Soil erosion, namely, the detachment of particles of soil and surficial sediments and rocks, is a serious problem recognized worldwide. Essentially, erosion occurs via the forces of wind and water that facilitate the movement of topsoil from one place to another. Of such forces, water erosion is generally considered more detrimental to soils both by the volume of soil removed, and the area of land influenced. Moreover, although soil erosion can potentially occur in any land surface, sloping areas mantled with soil or loose sediment are particularly susceptible to such forces and are exceptionally vulnerable to the extent the same lack any type of vegetation, as occurs during grading or when such areas have been attacked by wildfires. Indeed, current data seems to suggest that in the United States, soil has recently been eroded at about seventeen times the rate at which it forms. Further data suggests that soil erosion rates in Asia, Africa and South America are about twice as high as that in the United States.
Due to its significance, several attempts have been made to prevent or substantially reduce soil erosion. Among the more well-known of such methods include agricultural practices, such as contour farming and terracing, no-till cultivation, strip farming and polyvarietal cultivation. Other well-known approaches include adding organic matter to soil which, by biochemical degradation, produces polysaccharides that are cohesive in nature and act to cause soil particles to stick together and resist erosion. Along these lines, products have been introduced to provide at least temporary erosion control, particularly with respect to slopes and the like until such time as trees and vegetation can take root to resist erosion. Such products include bonded fiber matrices, such as Soil Guard® produced by Mat Inc., of Floodwood, Minn., which comprises a continuous layer of elongated fiber strands held together by a water-resistant bonding agent. Such product is operative to eliminate direct raindrop impact on soil and further includes high water-holding capacity that eventually biodegrades into plant nutrients.
Such products, however, are of limited effectiveness and often do not provide the degree of soil erosion resistance as is typically desired, particularly for use in relation to man-made slopes and terraces in arid regions, such as southern California and Arizona. Such lack of effectiveness can and does often affect residential and commercial property development where man-made slopes are developed to support such structures and the like. In this regard, inadequate soil erosion resistance can culminate in the destruction of condemnation of buildings and dwellings, as well as create substantial storm water pollution. Moreover, such matrices can inhibit new plant growth by acting as a barrier against proper germination.
Likewise not heretofore addressed by the prior art is the risk posed to slopes, hillsides, and the like whose vegetation has been substantially eradicated by wildfires. In this regard, the vegetation that would normally be present upon such hillsides and slopes typically act as a barrier to resist soil erosion; however, in the absence of such vegetation such earthen structures quickly erode, as discussed above. Indeed, wildfires in Southern California and Colorado evidence the extensive damage that can occur to exposed mountains and hillsides following exposure to a wildfire and even the best management practices for resisting erosion can only afford a moderate degree of protection.
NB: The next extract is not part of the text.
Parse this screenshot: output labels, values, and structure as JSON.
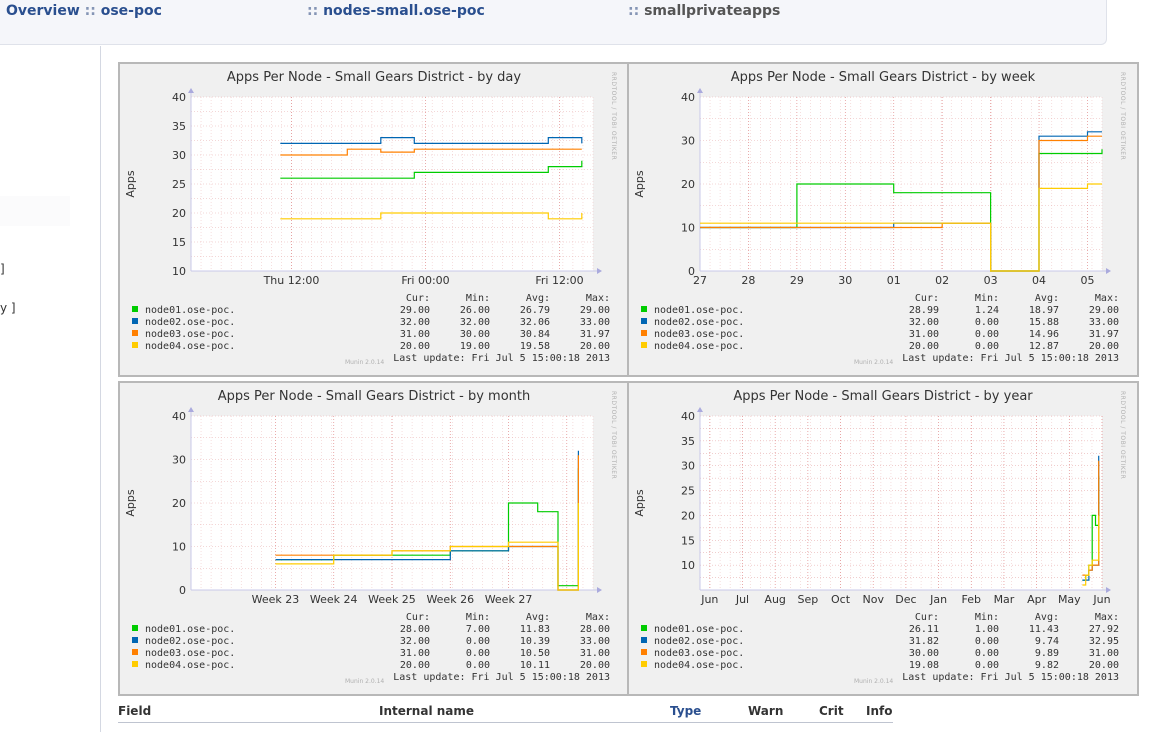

Along these lines, from a soil erosion control standpoint, it is generally agreed that avoiding the destruction of vegetation by wildfires will substantially eliminate the threat of erosion to a given mountain, hillside or slope and thus substantially reduce, if not eliminate, the need for supplemental erosion control via the use of one or more prior art erosion control practices.
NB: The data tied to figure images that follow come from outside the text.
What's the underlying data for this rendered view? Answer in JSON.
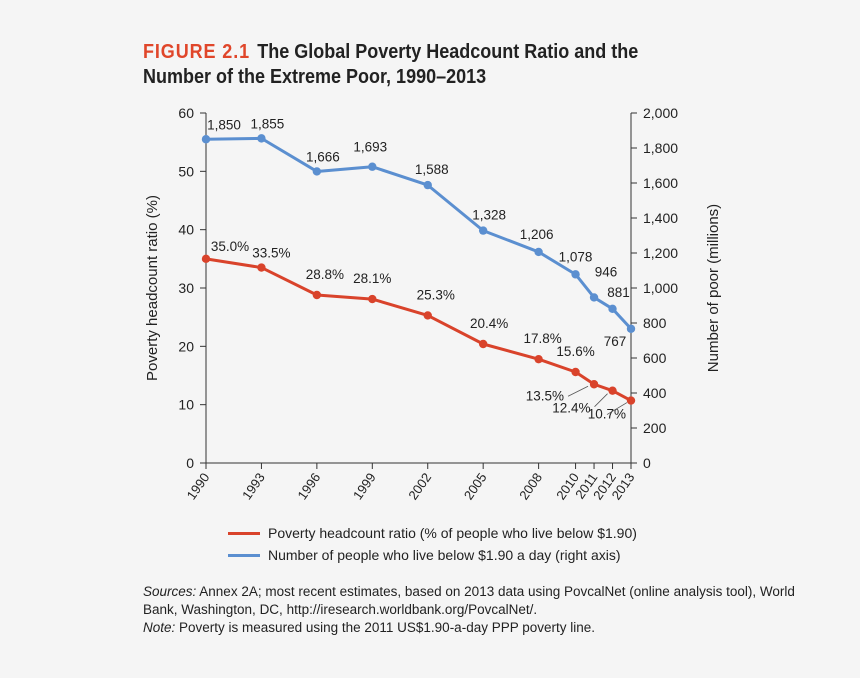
{
  "figure_label": "FIGURE 2.1",
  "figure_title": "The Global Poverty Headcount Ratio and the Number of the Extreme Poor, 1990–2013",
  "chart_data": {
    "type": "line",
    "x": [
      1990,
      1993,
      1996,
      1999,
      2002,
      2005,
      2008,
      2010,
      2011,
      2012,
      2013
    ],
    "x_tick_labels": [
      "1990",
      "1993",
      "1996",
      "1999",
      "2002",
      "2005",
      "2008",
      "2010",
      "2011",
      "2012",
      "2013"
    ],
    "xlim": [
      1990,
      2013
    ],
    "left_axis": {
      "label": "Poverty headcount ratio (%)",
      "ylim": [
        0,
        60
      ],
      "ticks": [
        "0",
        "10",
        "20",
        "30",
        "40",
        "50",
        "60"
      ]
    },
    "right_axis": {
      "label": "Number of poor (millions)",
      "ylim": [
        0,
        2000
      ],
      "ticks": [
        "0",
        "200",
        "400",
        "600",
        "800",
        "1,000",
        "1,200",
        "1,400",
        "1,600",
        "1,800",
        "2,000"
      ]
    },
    "grid": false,
    "legend_placement": "bottom",
    "series": [
      {
        "name": "Poverty headcount ratio (% of people who live below $1.90)",
        "axis": "left",
        "color": "#d9432b",
        "values": [
          35.0,
          33.5,
          28.8,
          28.1,
          25.3,
          20.4,
          17.8,
          15.6,
          13.5,
          12.4,
          10.7
        ],
        "labels": [
          "35.0%",
          "33.5%",
          "28.8%",
          "28.1%",
          "25.3%",
          "20.4%",
          "17.8%",
          "15.6%",
          "13.5%",
          "12.4%",
          "10.7%"
        ]
      },
      {
        "name": "Number of people who live below $1.90 a day (right axis)",
        "axis": "right",
        "color": "#5b8fd0",
        "values": [
          1850,
          1855,
          1666,
          1693,
          1588,
          1328,
          1206,
          1078,
          946,
          881,
          767
        ],
        "labels": [
          "1,850",
          "1,855",
          "1,666",
          "1,693",
          "1,588",
          "1,328",
          "1,206",
          "1,078",
          "946",
          "881",
          "767"
        ]
      }
    ]
  },
  "sources": {
    "label": "Sources:",
    "text": " Annex 2A; most recent estimates, based on 2013 data using PovcalNet (online analysis tool), World Bank, Washington, DC, http://iresearch.worldbank.org/PovcalNet/.",
    "note_label": "Note:",
    "note_text": " Poverty is measured using the 2011 US$1.90-a-day PPP poverty line."
  }
}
Accordingly, there is a substantial need in the art for compositions and methods for resisting soil erosion to a much greater degree than prior art compositions and methods that is further operative to act as a fire retarding agent that substantially reduces risk of destruction to vegetation by wildfires and the like. There is further need in the art for such compositions and methods that are non-toxic, biodegradable, can be readily deployed utilizing existing, commercially-available application techniques, and acts to serve as a soil conditioner and fire retarding agent. Still further, there is a need in the art for such a composition and method that is of simple formulation, relatively inexpensive to produce, and utilizes known, commercially-available materials.